Multiple myeloma (MM) is cancer of the bone marrow. It causes bone destruction that leads to pain, spinal cord compression and fractures.In early stages, most people do not show any symptoms of MM. It is not clear whether it is better to start treatment with cancer drugs straight after diagnosis, or to wait until symptoms of the disease appear. The review of trials found that early treatment slows the progression of the disease. However, there is not enough evidence, due to too few studies conducted in patients with early stage myeloma to show that early treatment improves the survival of people with MM.
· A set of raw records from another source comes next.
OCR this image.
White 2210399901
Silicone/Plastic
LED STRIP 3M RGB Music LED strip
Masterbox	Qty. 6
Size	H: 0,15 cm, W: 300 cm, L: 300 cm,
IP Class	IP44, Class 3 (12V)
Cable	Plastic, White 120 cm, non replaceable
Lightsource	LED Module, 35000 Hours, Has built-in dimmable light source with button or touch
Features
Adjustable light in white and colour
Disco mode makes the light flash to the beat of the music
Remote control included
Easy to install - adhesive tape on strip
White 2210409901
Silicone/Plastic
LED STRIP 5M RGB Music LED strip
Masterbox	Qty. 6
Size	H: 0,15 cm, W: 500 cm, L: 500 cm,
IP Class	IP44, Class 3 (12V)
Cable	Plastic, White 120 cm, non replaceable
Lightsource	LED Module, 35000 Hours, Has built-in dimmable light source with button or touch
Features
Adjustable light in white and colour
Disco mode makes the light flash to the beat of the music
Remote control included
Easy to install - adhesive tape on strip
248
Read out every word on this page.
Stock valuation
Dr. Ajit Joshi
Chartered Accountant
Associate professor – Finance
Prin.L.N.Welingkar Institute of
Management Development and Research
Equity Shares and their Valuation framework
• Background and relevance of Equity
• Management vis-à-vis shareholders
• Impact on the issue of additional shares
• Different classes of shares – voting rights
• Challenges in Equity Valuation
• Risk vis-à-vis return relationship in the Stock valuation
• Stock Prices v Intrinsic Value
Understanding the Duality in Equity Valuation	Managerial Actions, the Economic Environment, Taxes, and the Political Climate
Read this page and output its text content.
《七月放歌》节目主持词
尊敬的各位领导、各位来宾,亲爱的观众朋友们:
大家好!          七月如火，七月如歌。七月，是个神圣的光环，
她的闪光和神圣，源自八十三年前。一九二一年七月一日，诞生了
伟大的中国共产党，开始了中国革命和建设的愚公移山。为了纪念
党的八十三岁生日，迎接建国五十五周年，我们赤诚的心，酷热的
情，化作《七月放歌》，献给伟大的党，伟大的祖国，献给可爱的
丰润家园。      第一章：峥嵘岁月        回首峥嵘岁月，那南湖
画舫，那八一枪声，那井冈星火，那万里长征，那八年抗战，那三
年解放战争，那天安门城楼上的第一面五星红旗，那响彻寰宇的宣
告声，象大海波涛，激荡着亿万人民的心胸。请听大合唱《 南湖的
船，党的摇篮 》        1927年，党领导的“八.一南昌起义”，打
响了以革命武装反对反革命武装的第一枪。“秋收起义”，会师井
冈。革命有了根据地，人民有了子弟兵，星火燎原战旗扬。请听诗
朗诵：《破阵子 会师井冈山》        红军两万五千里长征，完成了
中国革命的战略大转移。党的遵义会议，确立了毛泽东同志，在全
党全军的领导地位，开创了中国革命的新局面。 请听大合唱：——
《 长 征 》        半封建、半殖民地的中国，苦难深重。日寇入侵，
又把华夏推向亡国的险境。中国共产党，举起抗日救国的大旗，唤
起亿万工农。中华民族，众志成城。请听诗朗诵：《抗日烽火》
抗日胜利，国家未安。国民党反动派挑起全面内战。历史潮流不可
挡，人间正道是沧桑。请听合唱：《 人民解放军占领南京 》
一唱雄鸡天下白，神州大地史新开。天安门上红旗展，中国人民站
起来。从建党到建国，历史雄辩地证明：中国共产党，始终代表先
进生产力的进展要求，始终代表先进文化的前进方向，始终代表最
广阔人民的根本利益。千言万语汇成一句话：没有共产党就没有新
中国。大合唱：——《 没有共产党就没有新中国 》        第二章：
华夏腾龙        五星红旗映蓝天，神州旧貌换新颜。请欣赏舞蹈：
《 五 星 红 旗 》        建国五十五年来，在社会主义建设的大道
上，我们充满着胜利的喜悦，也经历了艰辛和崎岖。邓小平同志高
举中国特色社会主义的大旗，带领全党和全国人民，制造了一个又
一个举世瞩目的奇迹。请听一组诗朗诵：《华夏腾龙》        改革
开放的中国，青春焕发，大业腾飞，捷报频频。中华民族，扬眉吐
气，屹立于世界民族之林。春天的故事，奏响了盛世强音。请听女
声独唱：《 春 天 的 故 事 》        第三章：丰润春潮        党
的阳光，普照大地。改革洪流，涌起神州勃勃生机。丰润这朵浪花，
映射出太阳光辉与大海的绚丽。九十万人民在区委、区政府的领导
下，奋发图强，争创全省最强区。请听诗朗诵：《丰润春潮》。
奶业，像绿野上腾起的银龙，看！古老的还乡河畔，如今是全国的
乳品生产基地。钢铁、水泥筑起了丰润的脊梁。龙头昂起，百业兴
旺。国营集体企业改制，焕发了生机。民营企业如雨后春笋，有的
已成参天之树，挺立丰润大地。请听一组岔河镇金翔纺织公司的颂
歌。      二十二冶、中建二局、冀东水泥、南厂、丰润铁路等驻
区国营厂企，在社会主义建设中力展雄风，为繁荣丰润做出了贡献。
Early treatment of early stage multiple myeloma inhibits disease progression, and may reduce vertebral compression. However, early treatment may increase the risk of acute leukemia. However, the data on vertebral compression and leukemic transformation may not be interpretable due to very small numbers. Based on the current evidence, mortality and response rate are not significantly affected by introducing early treatment in the progression of myeloma. However, it is quite possible that the lack of beneficial effects of early intervention in myeloma is a false negative result due to the paucity of the existing evidence. In addition, data on quality of life and toxicity were sparsely reported adding to additional difficulties about management decisions in early stage myeloma.
Early stage multiple myeloma (MM) represents about 20% of MM. Most of the patients are asymptomatic. Thus, it is far less dramatic than advanced disease and may require different treatment strategies. For these patients, it is not clear whether it is better to start chemotherapy right after the diagnosis or to delay the treatment until symptoms become obvious as the disease progresses.
To identify and synthesize all available research evidence on whether early treatment intervention results in improved clinical outcomes when compared with observation alone. The main outcomes of interest that were examined included mortality, disease progression, response rate, and toxicity of early treatment.
Searches of the following electronic databases were undertaken: MEDLINE, EMBASE, CANCERLIT, LILLIACS and Cochrane Database of RCTs. We have recently compiled a comprehensive database of RCTs in myeloma. This search was updated and supplemented by hand-search of abstracts from main society meetings such as the ASH (American Society of Hematology), ASCO (American Society of Clinical Oncology), and EHA (European Haematology Association) . In addition, we compared our list with a list of RCTs maintained by the Oxford Clinical Trial Service Unit.
Randomized controlled trials (RCT) with a parallel design that compared early versus deferred treatment of patients with early stage multiple myeloma based on Durie-Salmon (D-S) staging system. We also considered those trials that did not define early stage myeloma according to D-S staging system, but enrolled patients according to clinical uncertainty about the benefits of immediate intervention.
Data synthesis was performed for all studies and according to the defined quality criteria. The first reviewer and the contact reviewer of this proposal independently extracted data. Disagreement was resolved by consensus. Revman software (4.1) was used to combine results from all studies and expressed as an overall odds ratio or Peto's Odds Ratio, with 95% confidence interval.
Three trials were included with a total of 131 patients in each of the early treatment and deferred treatment groups. Early MM is asymptomatic stage I in these trials. All trials used standard Melphalan treatment but not stem cell transplantation. No statistically significant heterogeneity among the studies was detected. Beneficial effects of early treatment were seen in delay of myeloma progression (Peto's OR = 0.16, 95% CI: 0.09 to 0.29), and reduced vertebral compression (OR = 0.18, 95%CI: 0.02 to 1.59, NNT = 23, 95% CI: an NNT of 11, via infinity, to an NNH of 50). No significant effects on mortality and response rate were seen (Peto's OR = 1.11, 95% CI: 0.67 to 1.84, and OR = 0.63, 95% CI: 0.33 to 1.23, respectively). Early treatment may increase the risk of acute leukemia (Peto's OR = 3.20, 95% CI: 0.55 to 18.73, NNH = 44, 95% CI: an NNT of 63, via infinity, to an NNH of 15).